England’s Government Councils Investments in Tobacco Companies Pose Potential Conflict

A new report from the BBC finds the government councils that will have responsibility for leading local efforts to reduce the burden of death and disease from smoking beginning in 2013 have substantial investments in the tobacco industry, presenting potential conflict of interest. BBC reports that Councils across the east of England that are to take a lead role in NHS anti-smoking campaigns have invested more than £167m (US$ 259 million) in tobacco firms.

Big Tobacco Money Wins California Referendum

While most media attention in last week’s primary focused on the Wisconsin recall election, another important outcome came in California.  Voters rejected a $1 a pack increase on cigarette taxes by a margin of 50.8% to 49.2%, a difference of about 60,000 votes out of the almost 4 million votes cast. A statewide poll in March 2012 suggested the measure would pass with two-thirds approval but a $47 million ad campaign by the tobacco industry helped to turn the tide.  According to an Associated Press report, the ads scarcely mentioned the word “tobacco” — showing that cigarette makers are shifting away from arguing about their product and looking for other ways to attack tax initiatives.

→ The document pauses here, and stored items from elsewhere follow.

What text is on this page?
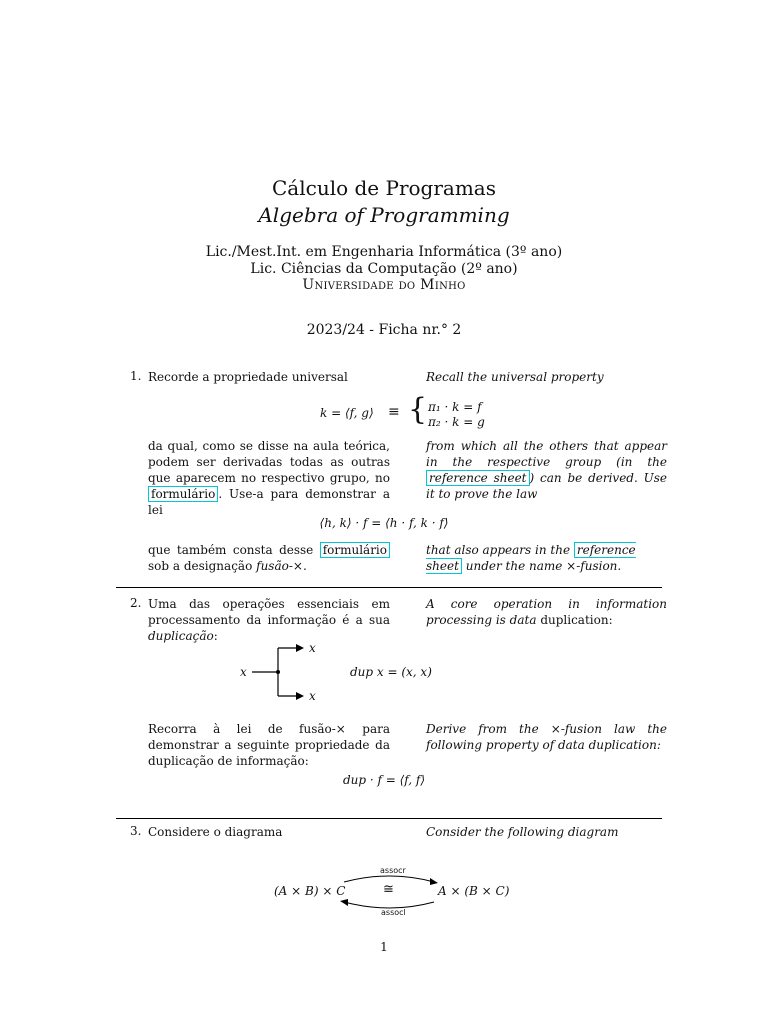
Cálculo de Programas
Algebra of Programming
Lic./Mest.Int. em Engenharia Informática (3º ano)
Lic. Ciências da Computação (2º ano)
Universidade do Minho
2023/24 - Ficha nr.° 2
1. Recorde a propriedade universal	Recall the universal property
k = ⟨f, g⟩ ≡ { π₁ · k = f
π₂ · k = g
da qual, como se disse na aula teórica, podem ser derivadas todas as outras que aparecem no respectivo grupo, no formulário . Use-a para demonstrar a lei
from which all the others that appear in the respective group (in the reference sheet ) can be derived. Use it to prove the law
⟨h, k⟩ · f = ⟨h · f, k · f⟩
que também consta desse formulário sob a designação fusão-×.
that also appears in the reference sheet under the name ×-fusion.
2. Uma das operações essenciais em processamento da informação é a sua duplicação:
A core operation in information processing is data duplication:
x
x
x
dup x = (x, x)
Recorra à lei de fusão-× para demonstrar a seguinte propriedade da duplicação de informação:
Derive from the ×-fusion law the following property of data duplication:
dup · f = ⟨f, f⟩
3. Considere o diagrama	Consider the following diagram
assocr
assocl
(A × B) × C	≅	A × (B × C)
1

WHO Calls on World Leaders to Say No to Tobacco Industry

On World No Tobacco Day (31 May), the World Health Organization called on national leaders to be extra vigilant against the increasingly aggressive attacks by the industry which undermine policies that protect people from the harms of tobacco. Tobacco kills almost 6 million people every year and is one of the leading preventable causes of illness and death around the world. “In recent years, multinational tobacco companies have been shamelessly fueling a series of legal actions against governments that have been at the forefront of the war against tobacco. The industry is now stepping out of the shadows and into court rooms,” says WHO Director-General Dr Margaret Chan. “We must now stand together with these governments that have had the courage to do the right thing to protect their citizens.”

Cigarette Companies and Their Underhanded Tactics

“As a former cigarette company employee, I have no sympathy for their attempts to challenge the Federal Government’s plain packaging” writes David Donovan, a former tobacco company employee, in an op ed in Independent Australia in response to the Australian tobacco industry’s efforts to reverse new packaging rules. Cigarette companies have bribed and subverted the political process for too long. I know this, because for three years in the mid-1990s, I worked for a cigarette company in Brisbane, where I saw this company blatantly try to ensure employees, including myself, were hooked on nicotine, as well as their bribery of politicians and public officials.”

Are Cola Companies Behaving Like Cigarette Companies In The U.S.?

As soda consumption declines in the United States, asks Forbes, are soda companies following the tobacco industry by promoting its products in developing nations?  In these countries, consumption per capita is low, regulations are lax and there isn’t enough consumer awareness regarding health repercussions due to excessive soda consumption. So, there is plenty of scope to expand in terms of cola consumption.

WTO Dents U.S. Ban on Clove Cigarettes

The World Trade Organization on Wednesday dealt a blow to a U.S. law barring the sale of clove-flavored cigarettes to discourage children from smoking, saying it was unfair to Indonesia because menthol cigarettes can still be sold in the United States. Reuters reported that Nkenge Harmon, a spokeswoman for the U.S. Trade Representative’s Office, observed that, “The United States is very disappointed with the outcome of this dispute. The ban on cigarettes with flavors is part of landmark U.S. legislation to combat the public health crisis caused by tobacco products.” Indonesia, the world’s top producer of clove cigarettes and the source of the vast majority of those smoked in the United States, brought the World Trade Organization case in April 2010.